DeepFusion: A Robust and Modular 3D Object Detector for Lidars, Cameras and Radars
This work addresses the problem of robust 3D object detection for autonomous vehicles by enabling flexible sensor fusion, though it is incremental as it builds on existing multi-modal approaches.
The authors tackled 3D object detection by proposing DeepFusion, a modular multi-modal architecture that fuses lidars, cameras, and radars in various combinations, achieving improved performance as demonstrated in experiments for lidar-camera, lidar-camera-radar, and camera-radar fusion, including faraway car detection up to 225 meters.
We propose DeepFusion, a modular multi-modal architecture to fuse lidars, cameras and radars in different combinations for 3D object detection.

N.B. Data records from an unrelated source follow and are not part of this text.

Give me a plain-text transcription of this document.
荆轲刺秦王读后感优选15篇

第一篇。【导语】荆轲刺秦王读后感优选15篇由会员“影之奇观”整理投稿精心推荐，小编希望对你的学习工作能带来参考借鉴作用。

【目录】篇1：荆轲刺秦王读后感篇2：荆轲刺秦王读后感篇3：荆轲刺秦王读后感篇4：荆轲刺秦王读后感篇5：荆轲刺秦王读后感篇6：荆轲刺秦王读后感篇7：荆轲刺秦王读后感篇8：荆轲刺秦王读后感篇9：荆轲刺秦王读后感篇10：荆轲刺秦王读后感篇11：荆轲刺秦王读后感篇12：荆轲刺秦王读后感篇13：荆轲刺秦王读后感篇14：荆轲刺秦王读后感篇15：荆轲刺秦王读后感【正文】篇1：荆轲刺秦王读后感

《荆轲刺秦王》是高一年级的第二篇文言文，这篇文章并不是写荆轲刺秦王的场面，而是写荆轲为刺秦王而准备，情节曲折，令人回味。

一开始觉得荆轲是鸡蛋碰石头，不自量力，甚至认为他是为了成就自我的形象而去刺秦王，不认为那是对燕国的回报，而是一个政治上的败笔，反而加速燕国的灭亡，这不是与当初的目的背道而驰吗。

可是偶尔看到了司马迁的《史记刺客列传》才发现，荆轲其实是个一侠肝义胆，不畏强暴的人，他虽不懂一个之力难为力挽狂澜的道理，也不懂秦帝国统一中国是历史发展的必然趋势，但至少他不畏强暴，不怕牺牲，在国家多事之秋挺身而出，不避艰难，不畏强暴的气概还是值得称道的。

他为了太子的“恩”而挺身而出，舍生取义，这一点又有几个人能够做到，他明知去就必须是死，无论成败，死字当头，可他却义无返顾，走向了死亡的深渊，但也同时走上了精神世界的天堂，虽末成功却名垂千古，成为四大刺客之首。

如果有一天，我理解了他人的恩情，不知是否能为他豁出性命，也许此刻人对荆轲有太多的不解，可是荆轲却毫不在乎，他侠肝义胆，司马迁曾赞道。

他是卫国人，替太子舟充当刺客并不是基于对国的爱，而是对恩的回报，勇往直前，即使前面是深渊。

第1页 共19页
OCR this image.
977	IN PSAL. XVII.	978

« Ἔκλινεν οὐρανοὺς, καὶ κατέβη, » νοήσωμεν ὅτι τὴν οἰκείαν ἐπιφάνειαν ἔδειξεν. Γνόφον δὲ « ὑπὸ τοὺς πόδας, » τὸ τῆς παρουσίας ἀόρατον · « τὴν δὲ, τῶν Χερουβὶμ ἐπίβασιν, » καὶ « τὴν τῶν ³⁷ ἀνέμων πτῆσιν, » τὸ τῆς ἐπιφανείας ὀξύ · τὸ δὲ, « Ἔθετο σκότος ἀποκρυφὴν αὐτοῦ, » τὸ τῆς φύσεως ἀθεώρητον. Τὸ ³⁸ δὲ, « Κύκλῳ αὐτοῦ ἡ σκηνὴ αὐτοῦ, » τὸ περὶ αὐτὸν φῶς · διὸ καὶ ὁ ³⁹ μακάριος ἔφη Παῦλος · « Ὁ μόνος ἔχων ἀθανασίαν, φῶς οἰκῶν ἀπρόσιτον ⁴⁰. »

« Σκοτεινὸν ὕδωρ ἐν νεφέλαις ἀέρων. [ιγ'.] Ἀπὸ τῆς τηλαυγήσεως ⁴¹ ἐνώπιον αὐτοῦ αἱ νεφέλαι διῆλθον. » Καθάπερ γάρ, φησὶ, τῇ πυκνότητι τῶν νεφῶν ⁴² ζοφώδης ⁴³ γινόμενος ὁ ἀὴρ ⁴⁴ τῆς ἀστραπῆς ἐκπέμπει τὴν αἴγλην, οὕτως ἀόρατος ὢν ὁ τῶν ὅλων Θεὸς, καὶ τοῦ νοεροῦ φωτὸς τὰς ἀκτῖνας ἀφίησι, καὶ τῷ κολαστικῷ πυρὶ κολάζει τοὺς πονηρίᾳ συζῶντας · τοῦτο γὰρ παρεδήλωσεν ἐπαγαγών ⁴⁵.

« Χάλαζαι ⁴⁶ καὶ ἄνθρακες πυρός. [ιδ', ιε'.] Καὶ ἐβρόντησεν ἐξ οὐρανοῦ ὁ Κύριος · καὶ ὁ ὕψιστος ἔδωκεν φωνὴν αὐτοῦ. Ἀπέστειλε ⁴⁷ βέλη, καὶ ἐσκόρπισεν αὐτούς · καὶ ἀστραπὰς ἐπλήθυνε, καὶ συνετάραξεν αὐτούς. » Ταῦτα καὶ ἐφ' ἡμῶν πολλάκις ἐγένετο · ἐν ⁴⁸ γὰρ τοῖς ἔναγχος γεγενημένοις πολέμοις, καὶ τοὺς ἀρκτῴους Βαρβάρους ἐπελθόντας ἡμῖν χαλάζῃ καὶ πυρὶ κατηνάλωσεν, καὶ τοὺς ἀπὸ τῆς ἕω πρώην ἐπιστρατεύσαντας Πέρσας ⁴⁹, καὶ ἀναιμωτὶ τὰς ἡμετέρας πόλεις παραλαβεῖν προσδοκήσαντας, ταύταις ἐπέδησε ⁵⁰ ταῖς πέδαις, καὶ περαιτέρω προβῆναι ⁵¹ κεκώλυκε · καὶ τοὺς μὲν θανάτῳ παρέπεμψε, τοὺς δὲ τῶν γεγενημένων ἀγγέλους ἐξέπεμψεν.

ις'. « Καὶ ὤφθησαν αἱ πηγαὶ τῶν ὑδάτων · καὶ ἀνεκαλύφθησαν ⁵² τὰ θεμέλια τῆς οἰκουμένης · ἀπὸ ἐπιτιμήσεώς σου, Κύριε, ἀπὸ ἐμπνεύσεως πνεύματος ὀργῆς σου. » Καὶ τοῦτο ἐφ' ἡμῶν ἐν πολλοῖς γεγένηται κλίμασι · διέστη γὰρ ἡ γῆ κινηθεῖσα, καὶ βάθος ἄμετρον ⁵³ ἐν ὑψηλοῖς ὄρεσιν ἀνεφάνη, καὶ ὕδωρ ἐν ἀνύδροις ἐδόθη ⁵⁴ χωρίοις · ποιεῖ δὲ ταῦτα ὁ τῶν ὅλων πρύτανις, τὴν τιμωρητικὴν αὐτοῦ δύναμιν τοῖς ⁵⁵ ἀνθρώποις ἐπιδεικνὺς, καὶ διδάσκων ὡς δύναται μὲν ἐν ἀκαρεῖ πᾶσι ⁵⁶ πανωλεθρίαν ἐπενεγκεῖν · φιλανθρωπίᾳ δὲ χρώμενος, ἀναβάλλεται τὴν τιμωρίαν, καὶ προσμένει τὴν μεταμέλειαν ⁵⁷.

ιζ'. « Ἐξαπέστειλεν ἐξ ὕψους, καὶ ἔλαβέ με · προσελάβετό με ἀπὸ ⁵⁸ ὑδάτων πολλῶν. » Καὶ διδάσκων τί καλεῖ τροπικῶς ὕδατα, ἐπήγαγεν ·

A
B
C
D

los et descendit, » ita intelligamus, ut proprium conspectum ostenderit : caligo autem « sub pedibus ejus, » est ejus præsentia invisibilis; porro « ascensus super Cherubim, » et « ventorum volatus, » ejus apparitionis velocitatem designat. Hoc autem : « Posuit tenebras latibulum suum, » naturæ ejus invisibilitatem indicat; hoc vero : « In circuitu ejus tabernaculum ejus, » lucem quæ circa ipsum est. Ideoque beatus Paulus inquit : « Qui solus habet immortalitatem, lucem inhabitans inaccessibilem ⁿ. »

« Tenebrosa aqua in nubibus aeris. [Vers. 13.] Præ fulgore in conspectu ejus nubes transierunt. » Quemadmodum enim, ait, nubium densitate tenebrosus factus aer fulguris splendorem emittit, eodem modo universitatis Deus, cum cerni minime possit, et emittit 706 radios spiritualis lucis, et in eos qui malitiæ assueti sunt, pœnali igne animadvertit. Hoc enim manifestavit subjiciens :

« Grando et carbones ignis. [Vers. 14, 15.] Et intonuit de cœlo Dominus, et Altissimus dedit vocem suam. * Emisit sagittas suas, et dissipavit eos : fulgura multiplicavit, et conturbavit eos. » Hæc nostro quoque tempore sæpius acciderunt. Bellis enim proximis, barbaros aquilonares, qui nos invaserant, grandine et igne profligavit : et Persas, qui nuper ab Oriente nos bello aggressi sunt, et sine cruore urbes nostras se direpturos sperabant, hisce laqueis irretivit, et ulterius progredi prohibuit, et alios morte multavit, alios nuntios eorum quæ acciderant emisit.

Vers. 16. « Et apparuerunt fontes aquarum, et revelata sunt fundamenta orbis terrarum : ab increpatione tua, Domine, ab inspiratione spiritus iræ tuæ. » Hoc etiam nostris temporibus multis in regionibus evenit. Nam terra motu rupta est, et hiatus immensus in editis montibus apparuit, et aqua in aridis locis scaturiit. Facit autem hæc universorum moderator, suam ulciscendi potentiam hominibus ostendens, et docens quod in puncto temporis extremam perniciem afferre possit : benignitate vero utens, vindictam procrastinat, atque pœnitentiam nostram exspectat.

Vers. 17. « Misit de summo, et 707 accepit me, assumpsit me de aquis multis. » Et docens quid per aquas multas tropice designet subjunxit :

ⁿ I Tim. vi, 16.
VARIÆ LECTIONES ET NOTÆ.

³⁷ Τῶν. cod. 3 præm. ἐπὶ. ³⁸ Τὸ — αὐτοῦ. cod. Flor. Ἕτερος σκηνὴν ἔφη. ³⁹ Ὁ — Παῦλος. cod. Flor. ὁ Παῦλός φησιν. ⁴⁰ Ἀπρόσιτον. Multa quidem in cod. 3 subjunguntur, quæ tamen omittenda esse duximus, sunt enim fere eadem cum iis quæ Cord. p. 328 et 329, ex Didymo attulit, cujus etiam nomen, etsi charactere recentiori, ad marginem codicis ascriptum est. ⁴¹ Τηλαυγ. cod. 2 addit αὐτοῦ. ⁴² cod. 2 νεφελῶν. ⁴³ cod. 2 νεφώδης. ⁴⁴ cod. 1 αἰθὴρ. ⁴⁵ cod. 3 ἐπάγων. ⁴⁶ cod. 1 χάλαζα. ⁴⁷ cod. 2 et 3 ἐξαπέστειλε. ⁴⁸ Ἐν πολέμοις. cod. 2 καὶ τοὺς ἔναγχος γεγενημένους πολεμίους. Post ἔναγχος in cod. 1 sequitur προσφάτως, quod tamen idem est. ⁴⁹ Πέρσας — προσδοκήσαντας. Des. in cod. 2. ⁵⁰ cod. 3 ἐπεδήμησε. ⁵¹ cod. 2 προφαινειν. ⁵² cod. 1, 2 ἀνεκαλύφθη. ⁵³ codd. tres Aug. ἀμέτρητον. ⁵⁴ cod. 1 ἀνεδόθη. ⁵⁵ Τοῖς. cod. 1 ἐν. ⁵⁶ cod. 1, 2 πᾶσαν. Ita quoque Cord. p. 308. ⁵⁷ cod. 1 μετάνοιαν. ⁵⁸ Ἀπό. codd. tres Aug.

Specialized feature extractors take advantage of each modality and can be exchanged easily, making the approach simple and flexible. Extracted features are transformed into bird's-eye-view as a common representation for fusion. Spatial and semantic alignment is performed prior to fusing modalities in the feature space. Finally, a detection head exploits rich multi-modal features for improved 3D detection performance. Experimental results for lidar-camera, lidar-camera-radar and camera-radar fusion show the flexibility and effectiveness of our fusion approach. In the process, we study the largely unexplored task of faraway car detection up to 225 meters, showing the benefits of our lidar-camera fusion. Furthermore, we investigate the required density of lidar points for 3D object detection and illustrate implications at the example of robustness against adverse weather conditions. Moreover, ablation studies on our camera-radar fusion highlight the importance of accurate depth estimation.